The court cited Frendak v. United States, 408 A.2d 364 (D.C. Cir. 1979) to support their reasoning. In Frendak, the U.S. Court of Appeals for the District of Columbia Circuit outlined several reasons why a defendant may choose to accept the jury's verdict rather than raise the PR defense (e.g., possible commitment to an institution, associated stigma) and determined that “whenever the evidence suggests a substantial question of the defendant's sanity at the time of the crime, the trial judge must conduct an inquiry designed to assure that the defendant has been fully informed of the alternatives available, comprehends the consequences of failing to assert the defense, and freely chooses to raise or waive the defense” (Frendak, p 380). Because the colloquy requirement was adopted prospectively by the state supreme court in State v. Glenn, it did not apply to Mr. Glenn's case. The state supreme court asserted that there was no evidence in the record to suggest that Mr. Glenn's decision not to raise the PR defense was not knowing, intelligent, or voluntary.
Discussion
State v.

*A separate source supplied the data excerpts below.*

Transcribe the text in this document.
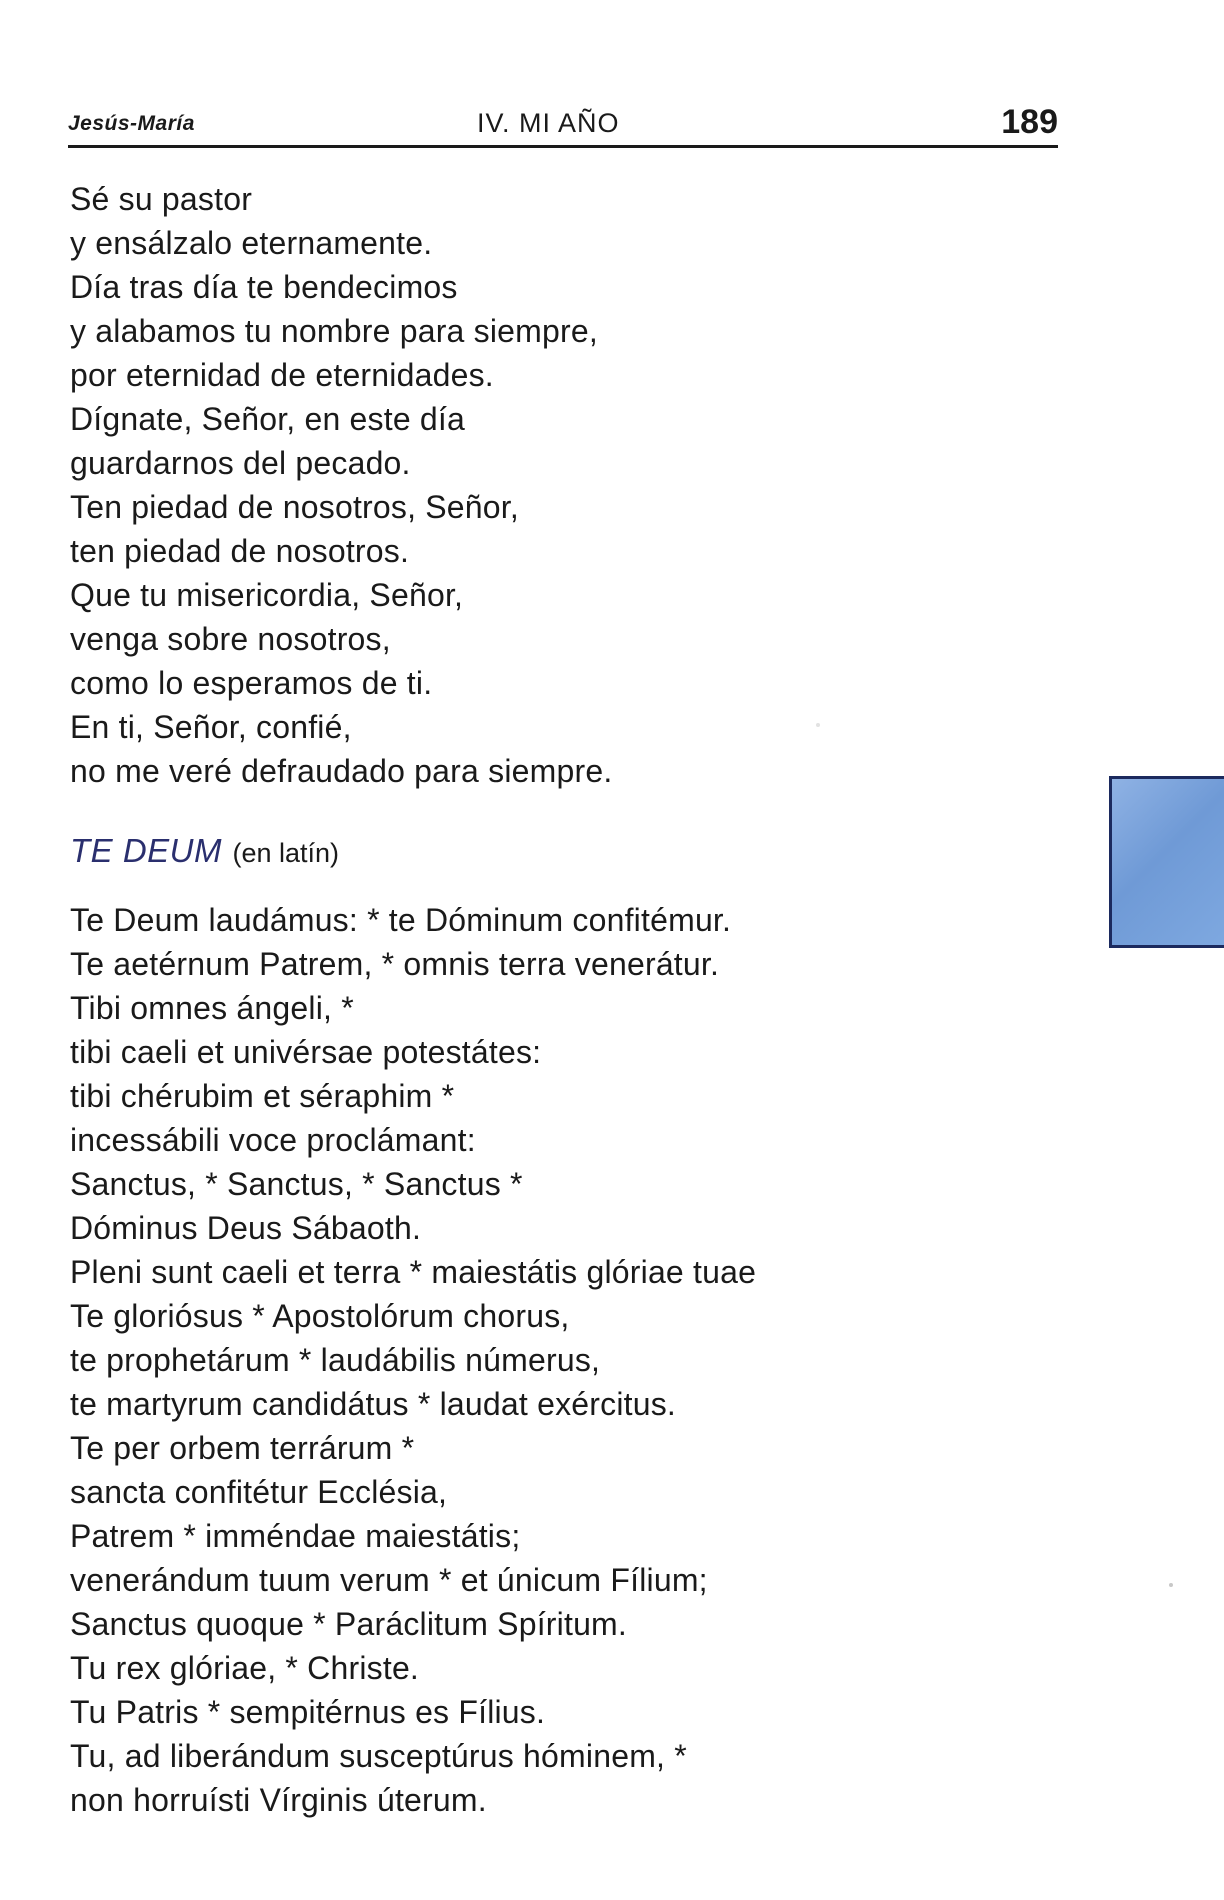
Jesús-María	IV. MI AÑO	189
Sé su pastor
y ensálzalo eternamente.
Día tras día te bendecimos
y alabamos tu nombre para siempre,
por eternidad de eternidades.
Dígnate, Señor, en este día
guardarnos del pecado.
Ten piedad de nosotros, Señor,
ten piedad de nosotros.
Que tu misericordia, Señor,
venga sobre nosotros,
como lo esperamos de ti.
En ti, Señor, confié,
no me veré defraudado para siempre.
TE DEUM (en latín)
Te Deum laudámus: * te Dóminum confitémur.
Te aetérnum Patrem, * omnis terra venerátur.
Tibi omnes ángeli, *
tibi caeli et univérsae potestátes:
tibi chérubim et séraphim *
incessábili voce proclámant:
Sanctus, * Sanctus, * Sanctus *
Dóminus Deus Sábaoth.
Pleni sunt caeli et terra * maiestátis glóriae tuae
Te gloriósus * Apostolórum chorus,
te prophetárum * laudábilis númerus,
te martyrum candidátus * laudat exércitus.
Te per orbem terrárum *
sancta confitétur Ecclésia,
Patrem * imméndae maiestátis;
venerándum tuum verum * et únicum Fílium;
Sanctus quoque * Paráclitum Spíritum.
Tu rex glóriae, * Christe.
Tu Patris * sempitérnus es Fílius.
Tu, ad liberándum susceptúrus hóminem, *
non horruísti Vírginis úterum.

Glenn highlights that finding a defendant competent to stand trial, followed by the defense's decision not to assert the PR defense at trial, can no longer be assumed in Hawaii to indicate that a defendant has knowingly, intelligently, and voluntarily waived the defense. Rather, the court ruled that an explicit discussion between the court and defendant is necessary. The waiver colloquy between the court and defendant may serve to ensure the defendant's due process rights in several different ways. For instance, defense counsel may not have educated the defendant about the option of this defense (Bonnie RJ, Poythress NG, Hoge SK, et al: Decision-making in criminal defense: an empirical study of insanity pleas and the impact of doubted client competence. J Crim L & Criminology 87:48–62, 1996). Moreover, there have been cases in which defendants were deemed competent to stand trial, yet their reasoning regarding their decision to waive the defense was founded in delusional thinking (Litwack TR: The competency of criminal defendants to refuse, for delusional reasons, a viable insanity defense recommended by counsel. Behav Sci & L 21:135–56, 2003). In Phenis v. United States, 909 A.2d 138 (D.C. 2006), cited in Glenn, the District of Columbia Court of Appeals stated that “[t]he quantum and nature of evidence that will trigger the obligation to conduct a Frendak inquiry (i.e., waiver colloquy) is necessarily highly fact-bound and varies from case to case” (Phenis, p 155). The state supreme court of Hawaii eliminates this variability by applying prospectively the requirement that, if a court is advised of a defendant's potential lack of penal responsibility, pursuant to Haw. Rev. Stat. § 704-407.5, the court must conduct a waiver colloquy. It is then worth pondering whether states that have not already done so would benefit from clarifying the nature of the evidence required to trigger a waiver colloquy, as the state of Hawaii has established in Glenn.
Footnotes
Disclosures of financial or other potential conflicts of interest: None.